At night, I glance into the kitchen sometimes when I'm sitting and long to see her sitting at the table, reading her Bible and studying along.
At night, sometimes I glance at the kitchen table where she used to sit every night. I long to see her there, reading her worn out Bible.
I expect and long and want all of these things, but obviously, they're not in the realm of reality.
However, as I've made my Granny's home into my own, I've tried to fill it with little pieces of her:
-In almost every room there is a seashell (or 50). She loved the beach and collected shells avidly. We found so many shells as we were going through the house that we didn't know what to do. I've tried to find a space for as many as I can!
-I have books and books and books filled in every room. Our shared love - stories. Every single time I would come over to her house for a visit, she would tell me about the book she was reading. One whole wall of my guest room is a bookshelf. I've often wondered if I'd ever have a house with enough room for all my books, and of course, Granny's would.
-In the room (that used to be her bedroom) is now my "parlor/office/library". It has a built-in bookshelf that I love. I've filled it with pictures and books that belonged to her. My favorite shelf shows off her wedding album, letters she sent to my grandfather during their "courting", and a picture of the two of them. I also have a picture of her parents, her baby shoes, and lots of books that belonged to her.
-My kitchen has several framed recipes that were handwritten by her. My favorite being her famous strawberry cake that she made for my birthday every year. I also have her rolling pins, china, punchbowl, and various other items that were her's displayed. I think the kitchen was her favorite room. That's where she spent so many hours baking and cooking and talking on the landline phone.

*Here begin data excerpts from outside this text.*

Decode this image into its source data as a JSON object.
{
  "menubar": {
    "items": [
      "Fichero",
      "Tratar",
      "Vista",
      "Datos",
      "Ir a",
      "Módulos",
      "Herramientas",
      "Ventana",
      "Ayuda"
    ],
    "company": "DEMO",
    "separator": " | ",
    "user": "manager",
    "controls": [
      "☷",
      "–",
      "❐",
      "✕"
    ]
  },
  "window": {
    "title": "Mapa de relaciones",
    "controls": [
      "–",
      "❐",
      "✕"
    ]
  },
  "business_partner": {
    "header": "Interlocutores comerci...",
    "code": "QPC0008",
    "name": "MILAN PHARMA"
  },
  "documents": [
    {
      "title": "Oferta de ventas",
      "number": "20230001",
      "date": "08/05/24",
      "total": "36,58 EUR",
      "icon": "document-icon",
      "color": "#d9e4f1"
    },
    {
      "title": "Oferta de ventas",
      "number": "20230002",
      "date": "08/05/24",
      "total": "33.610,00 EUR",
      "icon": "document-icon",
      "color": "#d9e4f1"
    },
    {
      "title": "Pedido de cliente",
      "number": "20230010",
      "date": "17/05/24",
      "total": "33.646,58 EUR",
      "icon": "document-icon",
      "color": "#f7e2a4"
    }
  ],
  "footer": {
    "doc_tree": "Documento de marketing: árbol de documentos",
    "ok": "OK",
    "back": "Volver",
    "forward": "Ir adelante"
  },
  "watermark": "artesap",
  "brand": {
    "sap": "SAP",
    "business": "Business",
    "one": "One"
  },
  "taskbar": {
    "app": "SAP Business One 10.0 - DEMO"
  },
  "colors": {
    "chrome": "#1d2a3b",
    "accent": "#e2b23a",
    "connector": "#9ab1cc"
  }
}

It makes me happy to be in there because it is the room that reminds me of her most.
-My sister helped me create a "gallery wall" of photos in my living room, and I love how it turned out. It has several pictures of my grandmother and my family. I used pictures I found throughout the house and some frames she already used. I'm anxious to add to it.
I don't believe in ghosts, though completely get that some people do. I think I don't because if I did I wouldn't sleep at night. However, I feel her sometimes. A cool air will pass and I'll get a sense of peace. I know that's her. One night when I was laying in my bed, I just sensed her. Not her ghost, or anything like that, but maybe her spirit, or just her love that this house will always have in it.
Not just because of the house, but just because of who she was in my life, I think about her every day. I think about what an impact she made in my life. I think about the little things she used to do. I love and miss her in a way I didn't understand until she died.